Fallen firefighters remembered with Victoria memorial

New bronze memorial unveiled at legislature after mass march Wednesday

Bev Jennings Bazin

There are few professions more dangerous than firefighting, and even fewer that create a universal bond transcending cities, provinces and international borders.

Victoria Fire Department Lt. Gary Birtwhistle recalls that many of his colleagues flew to Manhattan in the wake of 9/11 to offer support to the hundreds of families attending funerals.

“It’s very moving, especially for us, because you obviously relate it to your brothers and sisters that you work with,” said Birtwhistle, who also serves as secretary-treasurer of the B.C. Fire Fighters Union local 730.

On Wednesday, more than 500 firefighters from across B.C. marched proudly and sombrely down Belleville and Government streets for their biennial commemoration of those lost in the line of duty.

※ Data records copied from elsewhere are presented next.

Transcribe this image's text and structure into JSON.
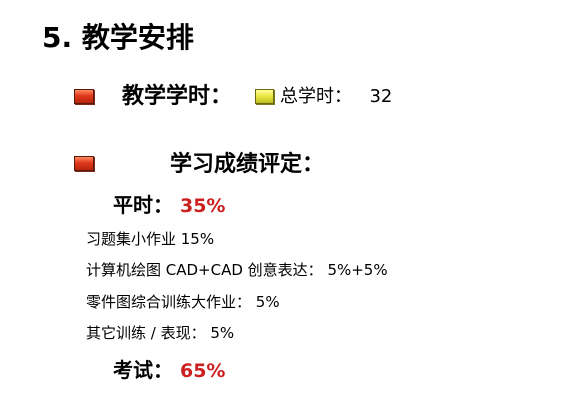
{
  "heading": "5. 教学安排",
  "hours": {
    "label": "教学学时：",
    "sub_label": "总学时：",
    "sub_value": "32"
  },
  "grading": {
    "title": "学习成绩评定：",
    "regular": {
      "label": "平时：",
      "percent": "35%",
      "items": [
        "习题集小作业 15%",
        "计算机绘图 CAD+CAD 创意表达： 5%+5%",
        "零件图综合训练大作业： 5%",
        "其它训练 / 表现： 5%"
      ]
    },
    "exam": {
      "label": "考试：",
      "percent": "65%"
    }
  },
  "colors": {
    "bullet_red": "#d83418",
    "bullet_yellow": "#e6e640",
    "percent_text": "#cc1f1f"
  }
}
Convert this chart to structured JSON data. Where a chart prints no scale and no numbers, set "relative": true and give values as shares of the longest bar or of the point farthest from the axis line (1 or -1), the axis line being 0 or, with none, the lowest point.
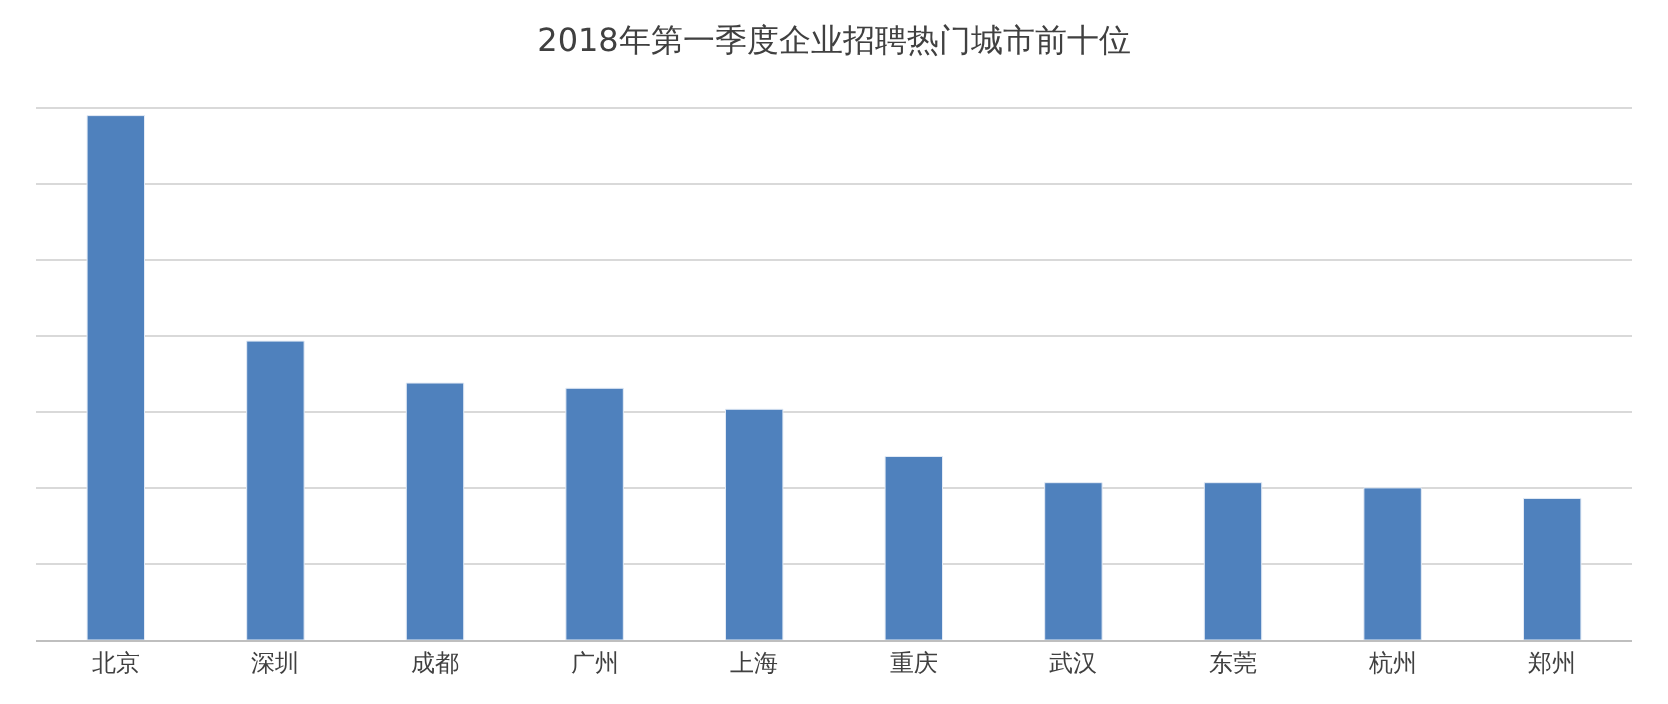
{
  "chart_data": {
    "type": "bar",
    "title": "2018年第一季度企业招聘热门城市前十位",
    "categories": [
      "北京",
      "深圳",
      "成都",
      "广州",
      "上海",
      "重庆",
      "武汉",
      "东莞",
      "杭州",
      "郑州"
    ],
    "values": [
      1,
      0.57,
      0.49,
      0.48,
      0.44,
      0.35,
      0.3,
      0.3,
      0.29,
      0.27
    ],
    "color": "#4f81bd",
    "relative": true,
    "grid": "y",
    "legend": false
  }
}
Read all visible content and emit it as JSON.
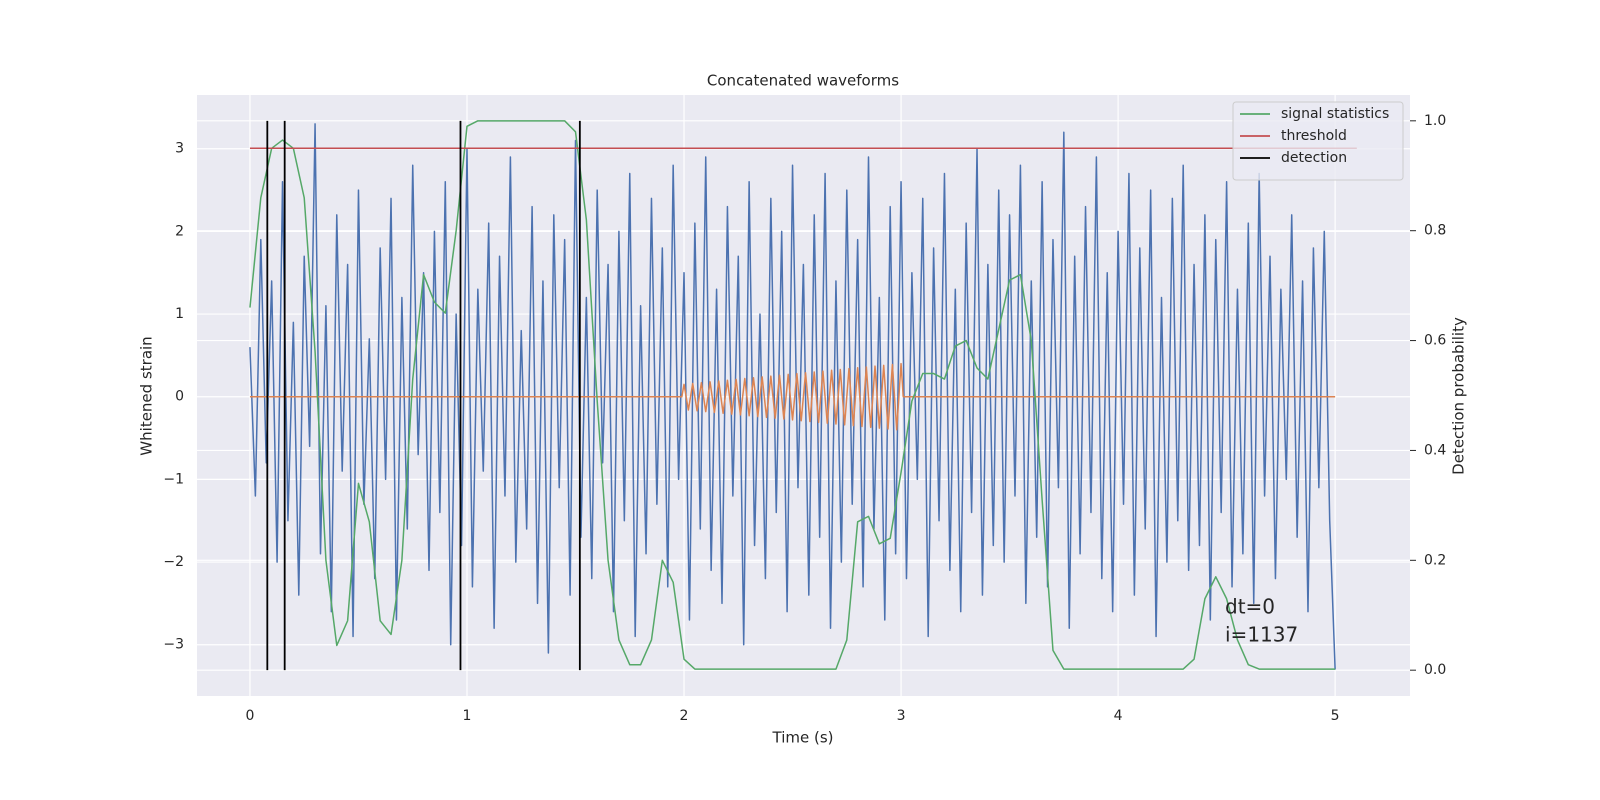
{
  "chart_data": {
    "type": "line",
    "title": "Concatenated waveforms",
    "x_label": "Time (s)",
    "y_label": "Whitened strain",
    "y2_label": "Detection probability",
    "xlim": [
      -0.244,
      5.345
    ],
    "ylim": [
      -3.62,
      3.65
    ],
    "y2lim": [
      -0.047,
      1.047
    ],
    "xticks": [
      0,
      1,
      2,
      3,
      4,
      5
    ],
    "yticks": [
      {
        "value": -3,
        "label": "−3"
      },
      {
        "value": -2,
        "label": "−2"
      },
      {
        "value": -1,
        "label": "−1"
      },
      0,
      1,
      2,
      3
    ],
    "y2ticks": [
      {
        "value": 0,
        "label": "0.0"
      },
      0.2,
      0.4,
      0.6,
      0.8,
      {
        "value": 1,
        "label": "1.0"
      }
    ],
    "grid": true,
    "legend": "upper right",
    "annotations": [
      "dt=0",
      "i=1137"
    ],
    "x": [
      0,
      0.025,
      0.05,
      0.075,
      0.1,
      0.125,
      0.15,
      0.175,
      0.2,
      0.225,
      0.25,
      0.275,
      0.3,
      0.325,
      0.35,
      0.375,
      0.4,
      0.425,
      0.45,
      0.475,
      0.5,
      0.525,
      0.55,
      0.575,
      0.6,
      0.625,
      0.65,
      0.675,
      0.7,
      0.725,
      0.75,
      0.775,
      0.8,
      0.825,
      0.85,
      0.875,
      0.9,
      0.925,
      0.95,
      0.975,
      1,
      1.025,
      1.05,
      1.075,
      1.1,
      1.125,
      1.15,
      1.175,
      1.2,
      1.225,
      1.25,
      1.275,
      1.3,
      1.325,
      1.35,
      1.375,
      1.4,
      1.425,
      1.45,
      1.475,
      1.5,
      1.525,
      1.55,
      1.575,
      1.6,
      1.625,
      1.65,
      1.675,
      1.7,
      1.725,
      1.75,
      1.775,
      1.8,
      1.825,
      1.85,
      1.875,
      1.9,
      1.925,
      1.95,
      1.975,
      2,
      2.025,
      2.05,
      2.075,
      2.1,
      2.125,
      2.15,
      2.175,
      2.2,
      2.225,
      2.25,
      2.275,
      2.3,
      2.325,
      2.35,
      2.375,
      2.4,
      2.425,
      2.45,
      2.475,
      2.5,
      2.525,
      2.55,
      2.575,
      2.6,
      2.625,
      2.65,
      2.675,
      2.7,
      2.725,
      2.75,
      2.775,
      2.8,
      2.825,
      2.85,
      2.875,
      2.9,
      2.925,
      2.95,
      2.975,
      3,
      3.025,
      3.05,
      3.075,
      3.1,
      3.125,
      3.15,
      3.175,
      3.2,
      3.225,
      3.25,
      3.275,
      3.3,
      3.325,
      3.35,
      3.375,
      3.4,
      3.425,
      3.45,
      3.475,
      3.5,
      3.525,
      3.55,
      3.575,
      3.6,
      3.625,
      3.65,
      3.675,
      3.7,
      3.725,
      3.75,
      3.775,
      3.8,
      3.825,
      3.85,
      3.875,
      3.9,
      3.925,
      3.95,
      3.975,
      4,
      4.025,
      4.05,
      4.075,
      4.1,
      4.125,
      4.15,
      4.175,
      4.2,
      4.225,
      4.25,
      4.275,
      4.3,
      4.325,
      4.35,
      4.375,
      4.4,
      4.425,
      4.45,
      4.475,
      4.5,
      4.525,
      4.55,
      4.575,
      4.6,
      4.625,
      4.65,
      4.675,
      4.7,
      4.725,
      4.75,
      4.775,
      4.8,
      4.825,
      4.85,
      4.875,
      4.9,
      4.925,
      4.95,
      4.975,
      5
    ],
    "series": [
      {
        "color": "#4c72b0",
        "values": [
          0.6,
          -1.2,
          1.9,
          -0.8,
          1.4,
          -2.0,
          2.6,
          -1.5,
          0.9,
          -2.4,
          1.7,
          -0.6,
          3.3,
          -1.9,
          1.1,
          -2.6,
          2.2,
          -0.9,
          1.6,
          -2.9,
          2.5,
          -1.3,
          0.7,
          -2.2,
          1.8,
          -1.0,
          2.4,
          -2.7,
          1.2,
          -1.6,
          2.8,
          -0.7,
          1.5,
          -2.1,
          2.0,
          -1.4,
          2.6,
          -3.0,
          1.0,
          -1.8,
          3.0,
          -2.3,
          1.3,
          -0.9,
          2.1,
          -2.8,
          1.7,
          -1.2,
          2.9,
          -2.0,
          0.8,
          -1.6,
          2.3,
          -2.5,
          1.4,
          -3.1,
          2.2,
          -1.1,
          1.9,
          -2.4,
          3.1,
          -1.7,
          1.2,
          -2.2,
          2.5,
          -0.8,
          1.6,
          -2.6,
          2.0,
          -1.5,
          2.7,
          -2.9,
          1.1,
          -1.9,
          2.4,
          -1.3,
          1.8,
          -2.3,
          2.8,
          -1.0,
          1.5,
          -2.7,
          2.1,
          -1.6,
          2.9,
          -2.1,
          1.3,
          -2.5,
          2.3,
          -1.2,
          1.7,
          -3.0,
          2.6,
          -1.8,
          1.0,
          -2.2,
          2.4,
          -1.4,
          2.0,
          -2.6,
          2.8,
          -1.1,
          1.6,
          -2.4,
          2.2,
          -1.7,
          2.7,
          -2.8,
          1.4,
          -2.0,
          2.5,
          -1.3,
          1.9,
          -2.3,
          2.9,
          -1.6,
          1.2,
          -2.7,
          2.3,
          -1.9,
          2.6,
          -2.2,
          1.5,
          -1.0,
          2.4,
          -2.9,
          1.8,
          -1.5,
          2.7,
          -2.1,
          1.3,
          -2.6,
          2.1,
          -1.4,
          3.0,
          -2.4,
          1.6,
          -1.8,
          2.5,
          -2.0,
          2.2,
          -1.2,
          2.8,
          -2.5,
          1.4,
          -1.7,
          2.6,
          -2.3,
          1.9,
          -1.1,
          3.2,
          -2.8,
          1.7,
          -1.9,
          2.3,
          -1.4,
          2.9,
          -2.2,
          1.5,
          -2.6,
          2.0,
          -1.3,
          2.7,
          -2.4,
          1.8,
          -1.6,
          2.5,
          -2.9,
          1.2,
          -2.0,
          2.4,
          -1.5,
          2.8,
          -2.1,
          1.6,
          -1.8,
          2.2,
          -2.7,
          1.9,
          -1.4,
          2.6,
          -2.3,
          1.3,
          -1.9,
          2.1,
          -2.5,
          2.7,
          -1.2,
          1.7,
          -2.2,
          1.3,
          -1.0,
          2.2,
          -1.7,
          1.4,
          -2.6,
          1.8,
          -1.1,
          2.0,
          -1.5,
          -3.3
        ]
      },
      {
        "color": "#dd8452",
        "x": [
          0,
          1.99,
          2,
          2.02,
          2.04,
          2.06,
          2.08,
          2.1,
          2.12,
          2.14,
          2.16,
          2.18,
          2.2,
          2.22,
          2.24,
          2.26,
          2.28,
          2.3,
          2.32,
          2.34,
          2.36,
          2.38,
          2.4,
          2.42,
          2.44,
          2.46,
          2.48,
          2.5,
          2.52,
          2.54,
          2.56,
          2.58,
          2.6,
          2.62,
          2.64,
          2.66,
          2.68,
          2.7,
          2.72,
          2.74,
          2.76,
          2.78,
          2.8,
          2.82,
          2.84,
          2.86,
          2.88,
          2.9,
          2.92,
          2.94,
          2.96,
          2.98,
          3,
          3.01,
          5
        ],
        "values": [
          0,
          0,
          0.15,
          -0.16,
          0.16,
          -0.17,
          0.17,
          -0.18,
          0.18,
          -0.19,
          0.19,
          -0.2,
          0.2,
          -0.21,
          0.21,
          -0.22,
          0.22,
          -0.23,
          0.23,
          -0.24,
          0.24,
          -0.25,
          0.25,
          -0.26,
          0.26,
          -0.27,
          0.27,
          -0.28,
          0.28,
          -0.29,
          0.29,
          -0.3,
          0.3,
          -0.31,
          0.31,
          -0.32,
          0.32,
          -0.33,
          0.33,
          -0.34,
          0.34,
          -0.35,
          0.35,
          -0.36,
          0.36,
          -0.37,
          0.37,
          -0.38,
          0.38,
          -0.39,
          0.39,
          -0.4,
          0.4,
          0,
          0
        ]
      },
      {
        "name": "signal statistics",
        "color": "#55a868",
        "axis": "y2",
        "x": [
          0,
          0.05,
          0.1,
          0.15,
          0.2,
          0.25,
          0.3,
          0.35,
          0.4,
          0.45,
          0.5,
          0.55,
          0.6,
          0.65,
          0.7,
          0.75,
          0.8,
          0.85,
          0.9,
          0.95,
          1,
          1.05,
          1.1,
          1.15,
          1.2,
          1.25,
          1.3,
          1.35,
          1.4,
          1.45,
          1.5,
          1.55,
          1.6,
          1.65,
          1.7,
          1.75,
          1.8,
          1.85,
          1.9,
          1.95,
          2,
          2.05,
          2.1,
          2.15,
          2.2,
          2.25,
          2.3,
          2.35,
          2.4,
          2.45,
          2.5,
          2.55,
          2.6,
          2.65,
          2.7,
          2.75,
          2.8,
          2.85,
          2.9,
          2.95,
          3,
          3.05,
          3.1,
          3.15,
          3.2,
          3.25,
          3.3,
          3.35,
          3.4,
          3.45,
          3.5,
          3.55,
          3.6,
          3.65,
          3.7,
          3.75,
          3.8,
          3.85,
          3.9,
          3.95,
          4,
          4.05,
          4.1,
          4.15,
          4.2,
          4.25,
          4.3,
          4.35,
          4.4,
          4.45,
          4.5,
          4.55,
          4.6,
          4.65,
          4.7,
          4.75,
          4.8,
          4.85,
          4.9,
          4.95,
          5
        ],
        "values": [
          0.66,
          0.86,
          0.95,
          0.965,
          0.95,
          0.86,
          0.58,
          0.2,
          0.045,
          0.09,
          0.34,
          0.27,
          0.09,
          0.065,
          0.2,
          0.53,
          0.72,
          0.67,
          0.65,
          0.8,
          0.99,
          1,
          1,
          1,
          1,
          1,
          1,
          1,
          1,
          1,
          0.98,
          0.82,
          0.49,
          0.2,
          0.055,
          0.01,
          0.01,
          0.055,
          0.2,
          0.16,
          0.02,
          0.002,
          0.002,
          0.002,
          0.002,
          0.002,
          0.002,
          0.002,
          0.002,
          0.002,
          0.002,
          0.002,
          0.002,
          0.002,
          0.002,
          0.055,
          0.27,
          0.28,
          0.23,
          0.24,
          0.36,
          0.49,
          0.54,
          0.54,
          0.53,
          0.59,
          0.6,
          0.55,
          0.53,
          0.62,
          0.71,
          0.72,
          0.6,
          0.31,
          0.036,
          0.002,
          0.002,
          0.002,
          0.002,
          0.002,
          0.002,
          0.002,
          0.002,
          0.002,
          0.002,
          0.002,
          0.002,
          0.02,
          0.13,
          0.17,
          0.13,
          0.055,
          0.01,
          0.002,
          0.002,
          0.002,
          0.002,
          0.002,
          0.002,
          0.002,
          0.002
        ]
      },
      {
        "name": "threshold",
        "color": "#c44e52",
        "axis": "y2",
        "x": [
          0,
          5.1
        ],
        "values": [
          0.95,
          0.95
        ]
      }
    ],
    "detection": {
      "name": "detection",
      "color": "#000000",
      "x": [
        0.08,
        0.16,
        0.97,
        1.52
      ],
      "y2_range": [
        0,
        1
      ]
    }
  }
}
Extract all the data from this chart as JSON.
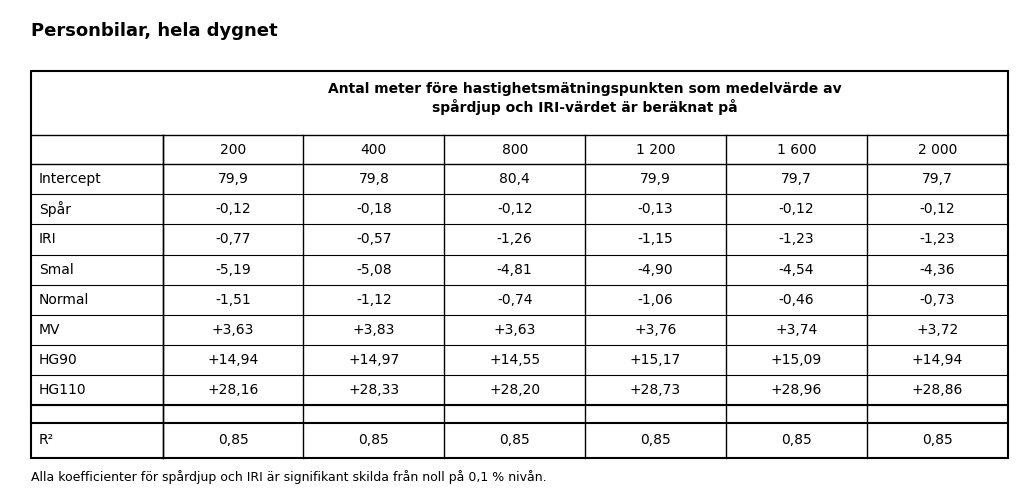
{
  "title": "Personbilar, hela dygnet",
  "header_main_line1": "Antal meter före hastighetsmätningspunkten som medelvärde av",
  "header_main_line2": "spårdjup och IRI-värdet är beräknat på",
  "col_headers": [
    "200",
    "400",
    "800",
    "1 200",
    "1 600",
    "2 000"
  ],
  "row_labels": [
    "Intercept",
    "Spår",
    "IRI",
    "Smal",
    "Normal",
    "MV",
    "HG90",
    "HG110",
    "",
    "R²"
  ],
  "table_data": [
    [
      "79,9",
      "79,8",
      "80,4",
      "79,9",
      "79,7",
      "79,7"
    ],
    [
      "-0,12",
      "-0,18",
      "-0,12",
      "-0,13",
      "-0,12",
      "-0,12"
    ],
    [
      "-0,77",
      "-0,57",
      "-1,26",
      "-1,15",
      "-1,23",
      "-1,23"
    ],
    [
      "-5,19",
      "-5,08",
      "-4,81",
      "-4,90",
      "-4,54",
      "-4,36"
    ],
    [
      "-1,51",
      "-1,12",
      "-0,74",
      "-1,06",
      "-0,46",
      "-0,73"
    ],
    [
      "+3,63",
      "+3,83",
      "+3,63",
      "+3,76",
      "+3,74",
      "+3,72"
    ],
    [
      "+14,94",
      "+14,97",
      "+14,55",
      "+15,17",
      "+15,09",
      "+14,94"
    ],
    [
      "+28,16",
      "+28,33",
      "+28,20",
      "+28,73",
      "+28,96",
      "+28,86"
    ],
    [
      "",
      "",
      "",
      "",
      "",
      ""
    ],
    [
      "0,85",
      "0,85",
      "0,85",
      "0,85",
      "0,85",
      "0,85"
    ]
  ],
  "footnote": "Alla koefficienter för spårdjup och IRI är signifikant skilda från noll på 0,1 % nivån.",
  "bg_color": "#ffffff",
  "text_color": "#000000",
  "title_fontsize": 13,
  "header_fontsize": 10,
  "cell_fontsize": 10,
  "footnote_fontsize": 9
}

Premier Christy Clark and the B.C. Professional Fire Fighters Association then unveiled a bronze fallen firefighter statue that will permanently stand on the rear legislature grounds.

A national firefighters memorial was created last year in Ottawa at the site of that city’s great fire of 1900, but B.C. had no formal recognition of the sacrifices made by the province’s firefighters until now.

B.C. artist Dean Lauze was commissioned by the provincial government to create the work.

“It’s important for both paid and unpaid firefighters,” said Darren Blackwell, local 730 president. “It’s honouring our fallen brothers and sisters.”

While more than 1,000 on-duty deaths have been documented in Canada over the past 160 years, Victoria hasn’t suffered a fatality since 1947, when Leonard Harper fell from a ladder during a training exercise at the Yates Street fire hall. There have been four VFD deaths since its inception in 1858.

Birtwhistle said firefighters have fought hard recently to gain recognition for particular cancer-related deaths due to fire exposure.

“If we do get certain types of cancers, it is presumed to be part of our occupation,” he said. “It means a lot to us that it was presumed to be in the line of duty. I’d say we still get one guy a month passing away from cancer.”